La grandissima parte dell’intellettualità e del ceto politico occidentale si allarma e si agita per la denuncia di Montezemolo e neanche prende in considerazione la minaccia - cioè la previsione - degli scienziati. Dice: è vero. E poi tranquillamente prosegue a discutere, a ragionare, ad agire, lungo l’unica via che conosce: lo “sviluppismo puro”, cioè quel tipo di mondo nel quale l’unico metro per distinguere tra bene e male è misurare quanto uno produce e quanto uno consuma (più produce e più consuma più è bene...). Un’altra parte di intellettualità e di ceto politico (e anche una piccola porzione di scienziati esperti) nega il rischio catastrofe, anzi accusa le “cassandre catastrofiste”. Naturalmente è vero: i dati offerti dal “Living Planet Report” (pubblicati, appunto, ieri) sono catastrofisti. Nel senso che dicono: “o ci fermiamo, o correggiamo le politiche e le economie mondiali, e in particolare quelle dell’occidente, o ci sarà una catastrofe”. La catastrofe però non è la forma di una specie di ricatto, è la più probabile delle conclusioni di un ciclo economico e politico ormai fuori controllo.
Naturalmente possiamo dividerci finché vogliamo tra chi dice che la catastrofe è imminente e chi dice che è ancora lontana. Alcuni scienziati pensano che il pianeta possa sopportare gli attuali livelli di “violenza” e di rapina delle sue energie e risorse, per molto più di 50 anni. Forse potrà sopportare tutto questo per uno o persino per due secoli. Non c’è però nessuna possibilità di negare un fatto: le risorse del mondo sono limitate, noi ne stiamo consumando più di quelle che il pianeta riesca a riprodurre, e lo stiamo facendo in modo del tutto squilibrato (perché l’occidente consuma 10 volte più del resto del mondo); tutto questo, in un tempo che nessuno è in grado di indicare con chiarezza, porterà al collasso, e il collasso avrà conseguenze terrificanti sull’umanità.
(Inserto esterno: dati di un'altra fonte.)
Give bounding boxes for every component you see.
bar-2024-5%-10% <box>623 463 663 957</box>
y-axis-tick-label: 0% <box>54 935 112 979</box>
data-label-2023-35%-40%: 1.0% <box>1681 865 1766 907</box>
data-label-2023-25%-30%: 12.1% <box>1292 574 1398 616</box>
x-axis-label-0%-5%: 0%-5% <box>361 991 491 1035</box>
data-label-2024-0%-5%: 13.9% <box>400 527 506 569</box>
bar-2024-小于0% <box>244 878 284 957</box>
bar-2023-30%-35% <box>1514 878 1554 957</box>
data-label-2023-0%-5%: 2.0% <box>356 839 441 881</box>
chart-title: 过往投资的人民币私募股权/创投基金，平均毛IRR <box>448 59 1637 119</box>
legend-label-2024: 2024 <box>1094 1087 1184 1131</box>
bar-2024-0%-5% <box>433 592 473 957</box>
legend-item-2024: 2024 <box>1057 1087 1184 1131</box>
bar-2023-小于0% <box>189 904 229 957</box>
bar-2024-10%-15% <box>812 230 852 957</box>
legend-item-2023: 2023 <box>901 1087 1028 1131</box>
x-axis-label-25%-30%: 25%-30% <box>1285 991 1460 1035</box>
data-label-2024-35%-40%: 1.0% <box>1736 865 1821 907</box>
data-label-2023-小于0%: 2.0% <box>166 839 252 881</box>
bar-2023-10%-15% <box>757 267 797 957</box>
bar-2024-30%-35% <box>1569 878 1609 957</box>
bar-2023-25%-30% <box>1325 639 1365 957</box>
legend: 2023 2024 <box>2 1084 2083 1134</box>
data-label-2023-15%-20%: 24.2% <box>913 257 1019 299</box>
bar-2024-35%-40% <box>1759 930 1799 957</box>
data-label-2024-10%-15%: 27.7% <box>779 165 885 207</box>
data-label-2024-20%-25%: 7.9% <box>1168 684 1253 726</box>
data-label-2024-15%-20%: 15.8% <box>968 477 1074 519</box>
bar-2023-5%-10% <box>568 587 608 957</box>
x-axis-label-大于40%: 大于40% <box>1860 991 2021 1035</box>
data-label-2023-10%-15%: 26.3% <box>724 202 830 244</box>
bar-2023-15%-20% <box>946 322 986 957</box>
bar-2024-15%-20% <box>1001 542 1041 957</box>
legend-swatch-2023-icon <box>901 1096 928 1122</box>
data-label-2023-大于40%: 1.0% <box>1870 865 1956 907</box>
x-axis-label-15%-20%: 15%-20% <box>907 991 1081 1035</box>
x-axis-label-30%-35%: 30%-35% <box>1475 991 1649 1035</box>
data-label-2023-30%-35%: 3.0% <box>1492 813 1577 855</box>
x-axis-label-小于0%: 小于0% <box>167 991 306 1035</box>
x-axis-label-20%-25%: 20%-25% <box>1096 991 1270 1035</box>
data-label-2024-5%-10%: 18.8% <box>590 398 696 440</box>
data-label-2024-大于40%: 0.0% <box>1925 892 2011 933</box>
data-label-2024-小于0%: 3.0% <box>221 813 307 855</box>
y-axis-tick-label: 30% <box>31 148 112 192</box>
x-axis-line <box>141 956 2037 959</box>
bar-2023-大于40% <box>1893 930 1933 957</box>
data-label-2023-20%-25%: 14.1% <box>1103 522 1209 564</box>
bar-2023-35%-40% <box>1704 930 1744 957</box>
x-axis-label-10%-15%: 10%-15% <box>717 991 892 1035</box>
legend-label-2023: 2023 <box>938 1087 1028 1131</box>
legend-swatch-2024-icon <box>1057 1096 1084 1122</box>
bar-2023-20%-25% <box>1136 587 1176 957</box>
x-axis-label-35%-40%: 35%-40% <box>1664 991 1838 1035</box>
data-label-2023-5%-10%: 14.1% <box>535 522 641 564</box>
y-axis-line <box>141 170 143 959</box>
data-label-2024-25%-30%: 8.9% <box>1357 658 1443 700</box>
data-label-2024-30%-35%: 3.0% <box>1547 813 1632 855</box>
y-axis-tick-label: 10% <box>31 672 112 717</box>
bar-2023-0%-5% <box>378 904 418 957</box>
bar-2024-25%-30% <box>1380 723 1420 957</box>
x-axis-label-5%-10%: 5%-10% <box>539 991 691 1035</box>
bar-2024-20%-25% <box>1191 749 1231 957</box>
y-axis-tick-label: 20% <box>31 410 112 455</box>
Si capisce o no la portata di questa riflessione, e l’enorme sproporzione tra questo problema e tutti gli altri? Temo di no. Del resto l’informazione (la stampa la Tv) è molto sensibile all’influenza aviaria, che già, nell’ultimo lustro, ha provocato un centinaio di morti, e rischia di diventare una pandemia (dicono, ma non è sicuro, anzi per la verità è improbabile), ma in nessun modo si preoccupa della pandemia in corso, quella per mancanza di acqua potabile, che provoca migliaia di morti al giorno, milioni all’anno. Non è strano? Non ci hanno insegnato da bimbi che i numeri sono numeri, e sono oggettivi, e hanno un peso nel determinare il senso della realtà?
Cos’è allora che dobbiamo rivedere e mettere in discussione? Una cosa semplicissima: il modello, il sistema nel quale stiamo vivendo - quello che i politologi e gli esperti definiscono sistema capitalistico - il quale sicuramente ha molti vantaggi ma porta nel suo “dna” un enorme e definitivo difetto: la dittatura della crescita dei consumi e quindi il rischio di rovina del pianeta. E’ roba da bolscevichi ottusi pensare che quel sistema vada rivisto e in alcune sue parti rovesciato?